Published online by Cambridge University Press: 05 June 2014
When trying to account for trade union preferences over globalization, dominant accounts in political economy point to the factor endowment of actors and contend that their preferences will be determined by the way these factors are affected by the opening of borders. These accounts generally predict that, in developed countries, low-skill workers located in trade-exposed sectors will tend to oppose globalization and, therefore, unions representing these workers will favor an antiglobalization stance. Although they build on different premises, neo-Marxist and Polanyian accounts also assume that trade union preferences over globalization reflect the effects of globalization, even if these effects are filtered by national institutional configurations. Put simply, in developed countries trade unions are likely to oppose globalization because the latter inevitably runs counter to the interests of the working class and the preservation of redistributive collective arrangements.
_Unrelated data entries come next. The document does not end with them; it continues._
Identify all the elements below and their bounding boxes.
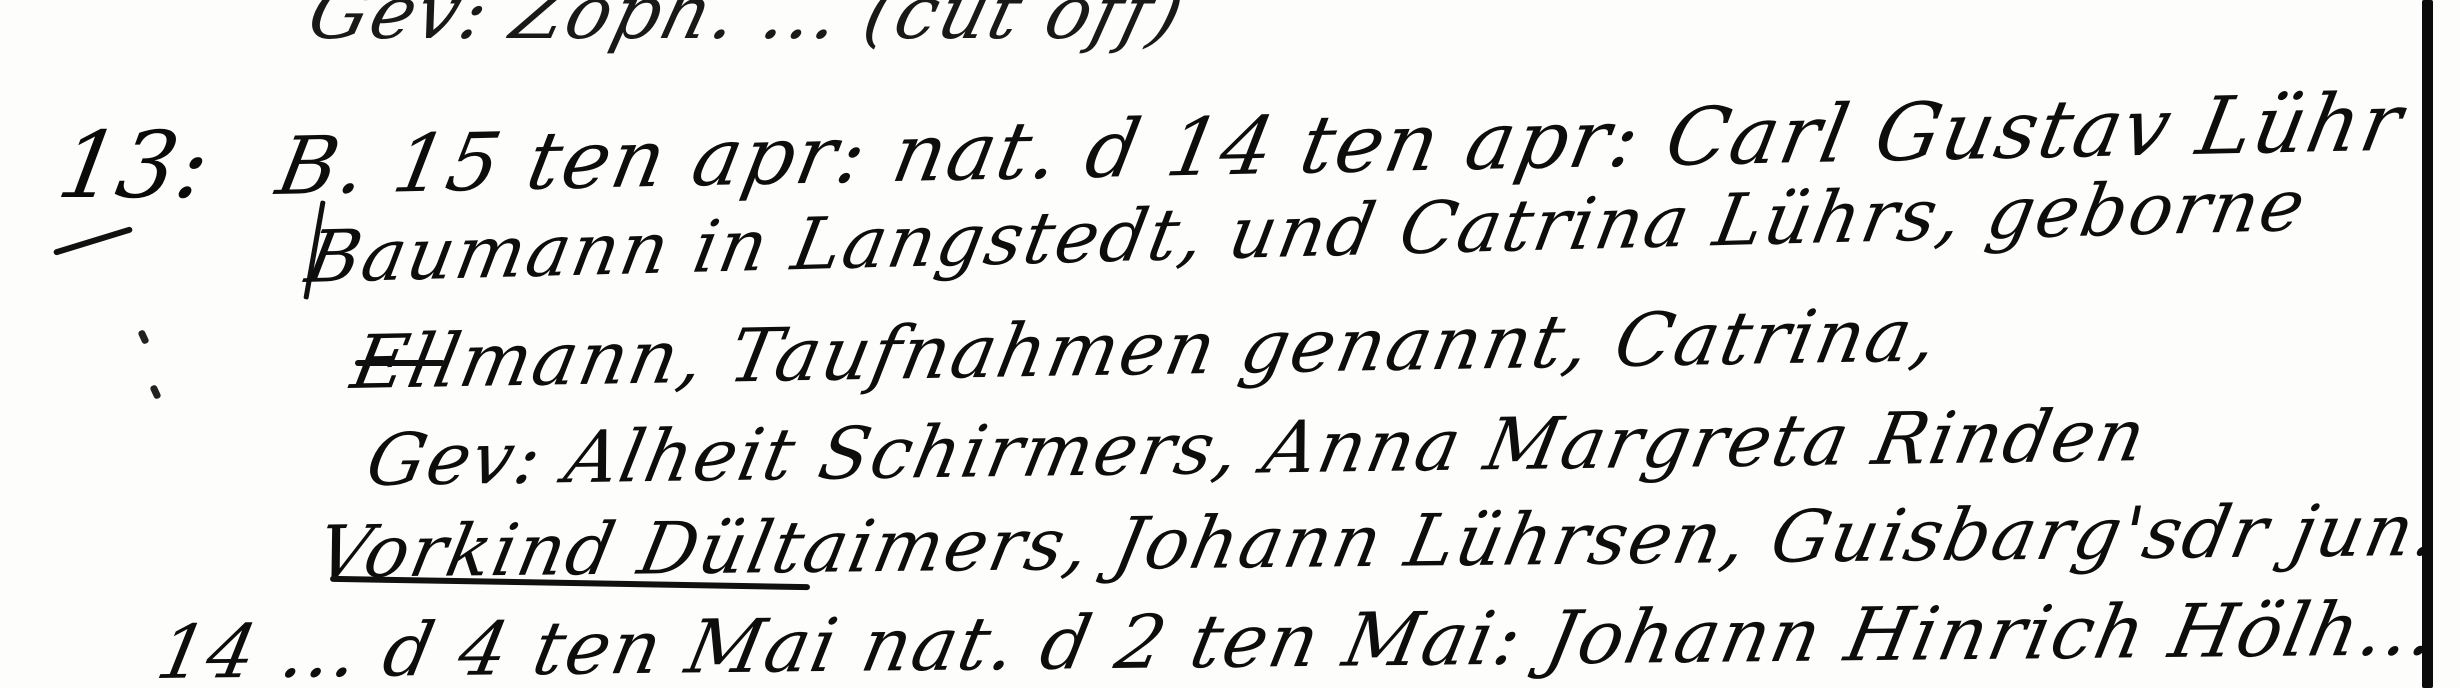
entry-line-4: Gev: Alheit Schirmers, Anna Margreta Rin…	[360, 393, 2154, 502]
entry-line-6-partial: 14 ... d 4 ten Mai nat. d 2 ten Mai: Joh…	[150, 586, 2446, 688]
entry-number: 13:	[51, 112, 218, 219]
scanned-register-page: Gev: Zoph. ... (cut off) 13: B. 15 ten a…	[0, 0, 2460, 688]
margin-mark	[149, 384, 161, 400]
margin-mark	[137, 329, 149, 345]
right-margin-rule	[2422, 0, 2433, 688]
strikethrough-mark	[355, 360, 445, 366]
cut-off-top-line: Gev: Zoph. ... (cut off)	[300, 0, 1194, 56]
entry-line-5: Vorkind Dültaimers, Johann Lührsen, Guis…	[310, 488, 2448, 594]
entry-line-3: Ellmann, Taufnahmen genannt, Catrina,	[345, 292, 1947, 406]
margin-dash	[53, 226, 133, 256]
In spite of their differences, these accounts share a common assumption: The key to understanding trade union preferences over globalization lies in situating workers with respect to the international economy and assessing the material effects of globalization on these workers. Such empirical investigation and assessment is indispensible, but it is not necessarily the best way to make sense of trade union preferences. This chapter argues that understanding trade union preferences over globalization requires that we approach unions as complex organizations rather than merely aggregates of individual workers. It follows that we need to track down how specific events affect unions rather than workers and trace how these events are interpreted, pulled in, and used by actors seeking to strengthen their position inside their union as well as ensure the maintenance of their union. Furthermore, this chapter claims that the preferences of organizations are neither given nor generated instantaneously; they are the result of a multilayered political-cultural process that unfolds over time. In order to substantiate this claim, this chapter compares the preference formation process of the two largest labor confederations in France, the French Democratic Labor Confederation (CFDT) and the General Labor Confederation (CGT), since the late 1970s. It argues that their current preferences over globalization are the product of a deeper reorientation that took place in the 1980s as the CFDT and the CGT experienced a major organizational crisis that generated a critical juncture and faced the failure of President Mitterrand's “Keynesianism in one country.”